The agreement, which was sealed after a daylong final negotiating session in Geneva, led by Mr Kerry and Sergei Lavrov, the Russian foreign minister, will help create an unlikely new military partnership targeting the Islamic State and al-Qaida as well as new limits on President Bashar Assad’s forces.
Mr Kerry also said the truce would begin on Monday, to coincide with the Muslim holiday Eid al-Fitr, and that he hoped it would lead to talks to ultimately “end the conflict”.
“The United States is going the extra mile here because we believe Russia and my colleague have the capability to press the Assad regime to stop this conflict and come to the table and make peace,” he said.
On Friday evening, the deal nearly seemed to have slipped away after Russian Foreign Minister said he was thinking of “calling it a day” on Syria talks with the United States, at least until next week, after waiting for more than five hours for Kerry to obtain approval from Washington for a deal he said the two had agreed upon.

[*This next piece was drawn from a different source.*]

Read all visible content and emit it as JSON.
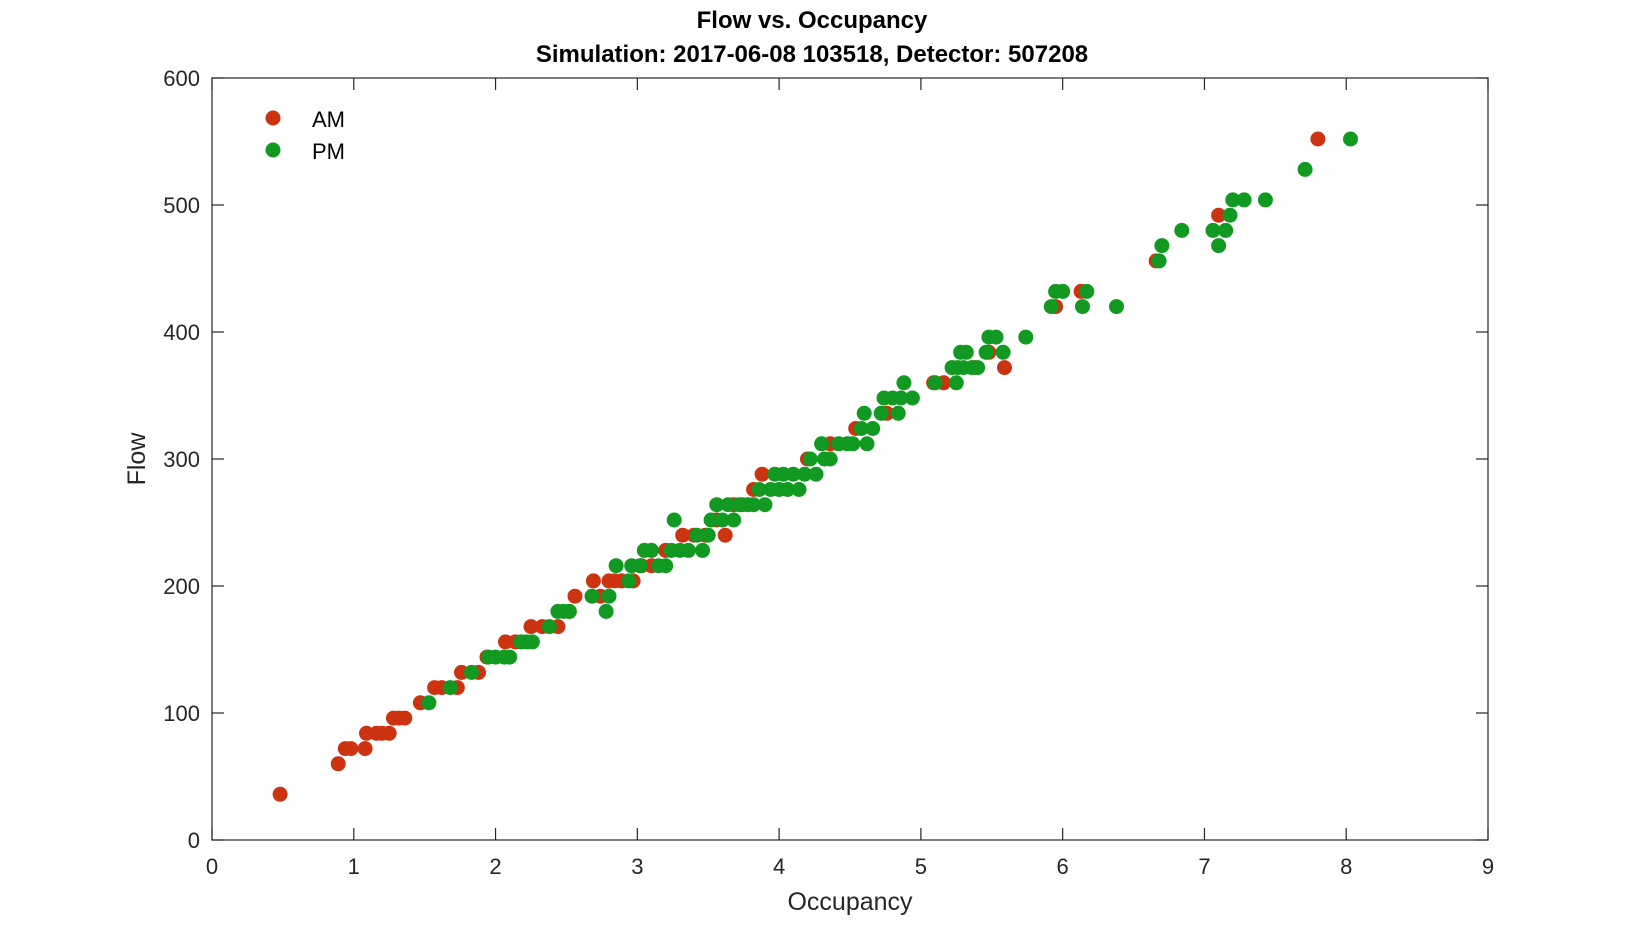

In an extraordinary appearance in the hall where reporters waited for an anticipated Kerry-Lavrov news conference, Lavrov suddenly strode in and said that he was trying to be patient, but he still had no word from Kerry, who apparently was seeking White House approval in an hours-long secure video communication with national security principals at home.
“I believe it is important for them to check with Washington,” Lavrov said in English. “That’s why I apologize for the delay. We cannot help it. . . . I hope before Washington goes to sleep, we can get some news,” he told reporters, observing that the “vertical” approval process in a democracy was sometimes difficult. “My appeal to you is to be patient.”
With that, Lavrov strode out again. He was quickly followed by United Nations envoy Staffan de Mistura, who was also cooling his heels while waiting for Kerry. “I hope to see you very soon here,” he said.